IL FUCILE DA CACCIA
di Inoue Yasushi
ADELPHI
€7,50
In qualsiasi rapporto d’amore profondo, ci illudiamo di raggiungere l’unità e attuare una fusione in cui noi tutto sappiamo dell’altro. Pensiamo che non ci possano essere, per noi, segreti nelle pieghe intime di quell’essere così contiguo, con il quale condividiamo qualche cosa che va oltre il tempo e lo spazio.
Ovviamente é una menzogna che ci raccontiamo, una stolta e illusoria difesa contro l’intima solitudine che sappiamo fare parte del nostro essere.
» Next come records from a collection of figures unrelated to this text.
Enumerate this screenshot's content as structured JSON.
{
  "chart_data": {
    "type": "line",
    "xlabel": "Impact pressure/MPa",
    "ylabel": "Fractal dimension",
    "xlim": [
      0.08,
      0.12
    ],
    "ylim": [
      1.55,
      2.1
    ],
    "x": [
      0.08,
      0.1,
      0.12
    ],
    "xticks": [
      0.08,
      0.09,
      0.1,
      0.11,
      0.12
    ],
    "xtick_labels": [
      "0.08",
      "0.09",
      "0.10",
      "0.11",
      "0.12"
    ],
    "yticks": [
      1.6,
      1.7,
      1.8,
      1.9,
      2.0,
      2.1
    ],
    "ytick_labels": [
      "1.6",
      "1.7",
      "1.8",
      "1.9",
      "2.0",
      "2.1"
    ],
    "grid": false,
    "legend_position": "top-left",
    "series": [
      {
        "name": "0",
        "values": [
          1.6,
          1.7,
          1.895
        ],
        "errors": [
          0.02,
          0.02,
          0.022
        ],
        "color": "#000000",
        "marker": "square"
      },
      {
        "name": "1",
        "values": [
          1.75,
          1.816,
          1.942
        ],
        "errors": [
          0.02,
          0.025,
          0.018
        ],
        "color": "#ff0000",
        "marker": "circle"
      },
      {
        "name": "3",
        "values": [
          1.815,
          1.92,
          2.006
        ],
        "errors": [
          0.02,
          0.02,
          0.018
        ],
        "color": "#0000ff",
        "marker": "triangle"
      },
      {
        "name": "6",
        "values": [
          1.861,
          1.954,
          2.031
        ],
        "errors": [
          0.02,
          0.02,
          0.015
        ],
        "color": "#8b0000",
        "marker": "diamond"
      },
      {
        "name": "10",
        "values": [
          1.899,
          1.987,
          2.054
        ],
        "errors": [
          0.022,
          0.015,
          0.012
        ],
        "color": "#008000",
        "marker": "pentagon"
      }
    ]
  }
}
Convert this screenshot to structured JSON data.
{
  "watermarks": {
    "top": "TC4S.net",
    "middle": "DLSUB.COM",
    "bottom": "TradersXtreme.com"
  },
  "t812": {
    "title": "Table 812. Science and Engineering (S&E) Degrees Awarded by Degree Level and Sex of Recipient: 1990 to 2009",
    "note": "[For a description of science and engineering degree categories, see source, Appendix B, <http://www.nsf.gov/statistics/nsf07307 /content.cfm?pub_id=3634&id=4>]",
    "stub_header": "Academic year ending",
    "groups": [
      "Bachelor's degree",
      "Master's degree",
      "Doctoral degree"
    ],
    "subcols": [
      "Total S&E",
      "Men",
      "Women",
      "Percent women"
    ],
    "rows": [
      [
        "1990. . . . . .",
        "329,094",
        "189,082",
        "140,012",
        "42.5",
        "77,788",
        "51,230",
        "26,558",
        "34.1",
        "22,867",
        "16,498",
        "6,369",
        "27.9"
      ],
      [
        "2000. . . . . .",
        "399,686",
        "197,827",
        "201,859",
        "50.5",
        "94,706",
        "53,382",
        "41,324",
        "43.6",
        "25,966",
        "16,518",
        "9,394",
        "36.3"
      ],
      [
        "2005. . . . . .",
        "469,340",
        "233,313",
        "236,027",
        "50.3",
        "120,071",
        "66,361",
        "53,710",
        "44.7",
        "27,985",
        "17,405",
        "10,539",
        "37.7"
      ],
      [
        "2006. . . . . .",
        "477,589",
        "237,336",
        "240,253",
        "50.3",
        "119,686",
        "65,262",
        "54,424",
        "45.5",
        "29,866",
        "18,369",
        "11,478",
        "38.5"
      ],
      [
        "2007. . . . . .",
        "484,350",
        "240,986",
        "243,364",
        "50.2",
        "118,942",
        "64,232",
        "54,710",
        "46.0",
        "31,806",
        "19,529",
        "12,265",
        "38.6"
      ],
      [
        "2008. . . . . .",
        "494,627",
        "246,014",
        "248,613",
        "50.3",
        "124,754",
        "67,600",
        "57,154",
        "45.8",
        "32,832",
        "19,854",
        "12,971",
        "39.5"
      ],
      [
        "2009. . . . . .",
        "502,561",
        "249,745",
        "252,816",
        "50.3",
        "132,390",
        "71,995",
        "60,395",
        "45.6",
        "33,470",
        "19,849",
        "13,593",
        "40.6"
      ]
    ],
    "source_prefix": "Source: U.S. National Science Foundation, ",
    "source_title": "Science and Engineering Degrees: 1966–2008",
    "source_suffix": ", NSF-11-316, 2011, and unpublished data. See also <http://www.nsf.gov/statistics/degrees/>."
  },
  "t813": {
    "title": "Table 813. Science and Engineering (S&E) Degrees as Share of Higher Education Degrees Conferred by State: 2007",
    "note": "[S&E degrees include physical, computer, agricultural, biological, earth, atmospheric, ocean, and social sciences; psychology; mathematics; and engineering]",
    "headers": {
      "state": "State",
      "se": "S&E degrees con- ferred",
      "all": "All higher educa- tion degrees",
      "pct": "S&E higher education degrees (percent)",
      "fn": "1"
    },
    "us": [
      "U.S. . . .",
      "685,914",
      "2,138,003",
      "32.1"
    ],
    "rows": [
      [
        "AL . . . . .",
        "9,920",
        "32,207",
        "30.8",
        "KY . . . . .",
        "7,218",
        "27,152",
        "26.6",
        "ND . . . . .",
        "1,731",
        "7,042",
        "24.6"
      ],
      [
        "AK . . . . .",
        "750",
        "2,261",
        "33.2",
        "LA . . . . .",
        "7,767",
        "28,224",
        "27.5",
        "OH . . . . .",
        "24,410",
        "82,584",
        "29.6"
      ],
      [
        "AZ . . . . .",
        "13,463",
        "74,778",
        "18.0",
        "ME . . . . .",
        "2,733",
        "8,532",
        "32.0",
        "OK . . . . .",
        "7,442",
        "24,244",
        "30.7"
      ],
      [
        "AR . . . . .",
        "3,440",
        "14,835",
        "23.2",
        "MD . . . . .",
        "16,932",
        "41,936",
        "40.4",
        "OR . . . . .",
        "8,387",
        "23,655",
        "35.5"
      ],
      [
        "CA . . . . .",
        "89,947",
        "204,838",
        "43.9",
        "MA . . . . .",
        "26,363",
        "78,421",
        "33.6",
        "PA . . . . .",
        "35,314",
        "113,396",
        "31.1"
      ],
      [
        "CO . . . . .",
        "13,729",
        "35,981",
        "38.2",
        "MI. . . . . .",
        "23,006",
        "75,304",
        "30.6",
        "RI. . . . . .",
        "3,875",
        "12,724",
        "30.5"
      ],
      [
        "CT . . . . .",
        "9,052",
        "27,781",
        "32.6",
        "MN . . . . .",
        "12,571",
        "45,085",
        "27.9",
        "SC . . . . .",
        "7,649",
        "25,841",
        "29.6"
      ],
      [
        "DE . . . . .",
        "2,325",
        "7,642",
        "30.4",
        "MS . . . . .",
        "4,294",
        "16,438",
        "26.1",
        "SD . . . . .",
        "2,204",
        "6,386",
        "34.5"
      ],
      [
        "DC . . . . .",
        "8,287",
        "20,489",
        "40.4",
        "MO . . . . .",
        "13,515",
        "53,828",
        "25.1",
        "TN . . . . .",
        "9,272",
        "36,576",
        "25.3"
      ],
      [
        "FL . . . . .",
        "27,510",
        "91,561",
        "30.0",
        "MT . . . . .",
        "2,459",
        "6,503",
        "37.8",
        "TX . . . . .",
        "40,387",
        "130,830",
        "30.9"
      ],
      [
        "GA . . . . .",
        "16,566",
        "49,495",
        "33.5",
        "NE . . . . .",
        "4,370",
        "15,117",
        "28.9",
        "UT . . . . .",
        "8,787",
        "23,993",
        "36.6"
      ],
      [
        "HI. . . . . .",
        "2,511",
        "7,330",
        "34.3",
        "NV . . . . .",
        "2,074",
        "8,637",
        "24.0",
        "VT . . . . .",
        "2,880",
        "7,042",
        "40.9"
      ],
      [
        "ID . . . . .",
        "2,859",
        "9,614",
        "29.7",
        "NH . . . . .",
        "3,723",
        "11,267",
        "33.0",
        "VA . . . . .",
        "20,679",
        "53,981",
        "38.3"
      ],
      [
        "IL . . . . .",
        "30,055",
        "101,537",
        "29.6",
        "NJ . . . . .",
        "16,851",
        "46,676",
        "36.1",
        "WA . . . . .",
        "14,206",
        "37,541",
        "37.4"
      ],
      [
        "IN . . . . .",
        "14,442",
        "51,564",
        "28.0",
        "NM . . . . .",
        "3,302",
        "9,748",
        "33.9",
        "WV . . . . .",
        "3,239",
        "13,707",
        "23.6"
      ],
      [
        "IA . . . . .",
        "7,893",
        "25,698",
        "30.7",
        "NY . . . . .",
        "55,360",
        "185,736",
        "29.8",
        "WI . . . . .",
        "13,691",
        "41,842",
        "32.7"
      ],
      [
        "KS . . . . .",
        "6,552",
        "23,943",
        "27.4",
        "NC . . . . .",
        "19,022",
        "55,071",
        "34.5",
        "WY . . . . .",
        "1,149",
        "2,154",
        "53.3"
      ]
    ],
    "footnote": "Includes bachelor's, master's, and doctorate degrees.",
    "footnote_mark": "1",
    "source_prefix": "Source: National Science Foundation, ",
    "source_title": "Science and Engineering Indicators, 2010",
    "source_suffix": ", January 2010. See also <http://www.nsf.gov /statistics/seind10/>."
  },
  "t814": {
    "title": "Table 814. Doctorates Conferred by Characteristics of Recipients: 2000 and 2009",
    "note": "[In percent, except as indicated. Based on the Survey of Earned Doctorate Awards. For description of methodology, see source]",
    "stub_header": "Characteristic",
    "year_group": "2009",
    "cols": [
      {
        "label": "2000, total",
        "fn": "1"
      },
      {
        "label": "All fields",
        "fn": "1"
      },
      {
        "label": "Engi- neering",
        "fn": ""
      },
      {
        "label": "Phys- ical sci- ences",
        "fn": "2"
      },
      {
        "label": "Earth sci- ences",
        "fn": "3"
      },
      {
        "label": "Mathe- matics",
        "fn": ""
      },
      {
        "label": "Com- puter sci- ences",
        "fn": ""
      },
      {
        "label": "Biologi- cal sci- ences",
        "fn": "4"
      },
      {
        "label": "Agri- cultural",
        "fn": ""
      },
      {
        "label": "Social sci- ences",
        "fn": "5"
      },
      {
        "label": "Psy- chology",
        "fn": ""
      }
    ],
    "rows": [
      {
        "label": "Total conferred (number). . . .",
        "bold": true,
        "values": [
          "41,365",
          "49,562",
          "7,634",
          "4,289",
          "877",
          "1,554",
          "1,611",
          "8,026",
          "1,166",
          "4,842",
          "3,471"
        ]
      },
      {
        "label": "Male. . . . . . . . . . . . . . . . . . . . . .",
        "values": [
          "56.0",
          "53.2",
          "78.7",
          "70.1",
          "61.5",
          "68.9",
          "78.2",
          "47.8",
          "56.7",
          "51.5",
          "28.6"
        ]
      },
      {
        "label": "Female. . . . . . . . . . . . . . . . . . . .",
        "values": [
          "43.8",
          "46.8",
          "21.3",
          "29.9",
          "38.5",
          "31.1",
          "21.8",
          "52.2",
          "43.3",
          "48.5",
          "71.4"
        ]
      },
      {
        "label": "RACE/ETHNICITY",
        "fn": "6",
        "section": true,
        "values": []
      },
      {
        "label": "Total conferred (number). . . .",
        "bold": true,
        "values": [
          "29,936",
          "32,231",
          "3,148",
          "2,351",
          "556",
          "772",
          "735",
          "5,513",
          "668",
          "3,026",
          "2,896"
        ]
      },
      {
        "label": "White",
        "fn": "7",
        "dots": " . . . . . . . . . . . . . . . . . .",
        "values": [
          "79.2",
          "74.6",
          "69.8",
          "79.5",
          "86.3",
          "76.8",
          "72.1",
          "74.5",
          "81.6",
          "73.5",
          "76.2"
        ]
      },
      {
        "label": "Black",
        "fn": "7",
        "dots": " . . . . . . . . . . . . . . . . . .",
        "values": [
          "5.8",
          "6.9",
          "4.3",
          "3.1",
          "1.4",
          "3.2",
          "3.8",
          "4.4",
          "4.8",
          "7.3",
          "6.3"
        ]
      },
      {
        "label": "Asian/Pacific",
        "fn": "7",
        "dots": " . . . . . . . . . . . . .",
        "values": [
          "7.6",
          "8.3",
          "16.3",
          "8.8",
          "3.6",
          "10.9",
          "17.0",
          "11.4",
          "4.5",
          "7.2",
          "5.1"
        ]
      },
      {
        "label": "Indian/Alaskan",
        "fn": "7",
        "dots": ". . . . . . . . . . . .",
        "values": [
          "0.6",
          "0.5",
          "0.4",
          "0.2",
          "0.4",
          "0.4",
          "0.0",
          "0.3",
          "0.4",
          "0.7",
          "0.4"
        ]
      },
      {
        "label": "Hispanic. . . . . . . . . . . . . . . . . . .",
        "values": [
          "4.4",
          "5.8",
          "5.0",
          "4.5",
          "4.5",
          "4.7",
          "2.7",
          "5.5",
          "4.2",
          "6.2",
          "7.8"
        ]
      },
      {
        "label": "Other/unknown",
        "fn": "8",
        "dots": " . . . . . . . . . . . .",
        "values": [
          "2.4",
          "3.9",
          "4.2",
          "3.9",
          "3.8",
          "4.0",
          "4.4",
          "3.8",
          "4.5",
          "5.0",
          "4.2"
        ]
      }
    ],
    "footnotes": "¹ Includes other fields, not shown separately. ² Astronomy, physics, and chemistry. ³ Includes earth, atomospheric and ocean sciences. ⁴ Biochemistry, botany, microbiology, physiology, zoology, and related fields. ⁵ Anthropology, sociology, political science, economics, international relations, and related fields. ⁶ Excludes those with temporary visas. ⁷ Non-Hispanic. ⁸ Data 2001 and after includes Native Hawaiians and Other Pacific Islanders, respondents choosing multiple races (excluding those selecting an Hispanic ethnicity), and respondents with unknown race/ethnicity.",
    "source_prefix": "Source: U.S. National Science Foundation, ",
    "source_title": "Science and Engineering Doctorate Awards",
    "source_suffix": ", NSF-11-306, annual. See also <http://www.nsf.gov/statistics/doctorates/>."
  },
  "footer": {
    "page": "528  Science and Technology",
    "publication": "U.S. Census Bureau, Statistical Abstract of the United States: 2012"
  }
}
Amiamo e siamo amati da figli, genitori, uomini e donne, mariti e mogli, condividiamo con loro pezzi di vita, emozioni e sogni. Ma ognuno di noi, poi, rappresenta per l’altro, di fatto, un mistero.
E con questo piccolo, folgorante romanzo, il critico d’arte e poeta giapponese Inoue Yasushi, spazza via qualsiasi illusione e ci porta lì, a toccare quel segreto che avvolge la vita di ognuno, inconoscibile anche a chi gli é vicino, nella solitudine che imprigiona anche gli esseri amati.
Pubblicato per la prima volta nel 1949. il racconto si sviluppa in un magistrale equilibrio narrativo. Lo stesso impervio equilibrio che tiene legati i destini dei quattro personaggi, un uomo e tre donne, che, seppur appeso a un filo sottilissimo, li accompagna per piĂą di dieci anni senza mai infrangere la calma ritualitĂ delle loro esistenze.
La costruzione perfetta e lo stile impeccabile mascherano una tensione costante, una rabbia sorda e trattenuta che attraversano tutto il romanzo. Ma non ci sarà esplosione, nemmeno quando ogni menzogna sarà stata svelata. Prevarrà la consapevolezza dell’inavvicinabilità dell’altro. Prevarrà l’immagine del cacciatore solitario, con la sua arma scintillante pronta a colpire. Perché, come diceva Oscar Wilde, “Tutti finiscono per uccidere qualcuno e ci sono tanti modi per uccidere”.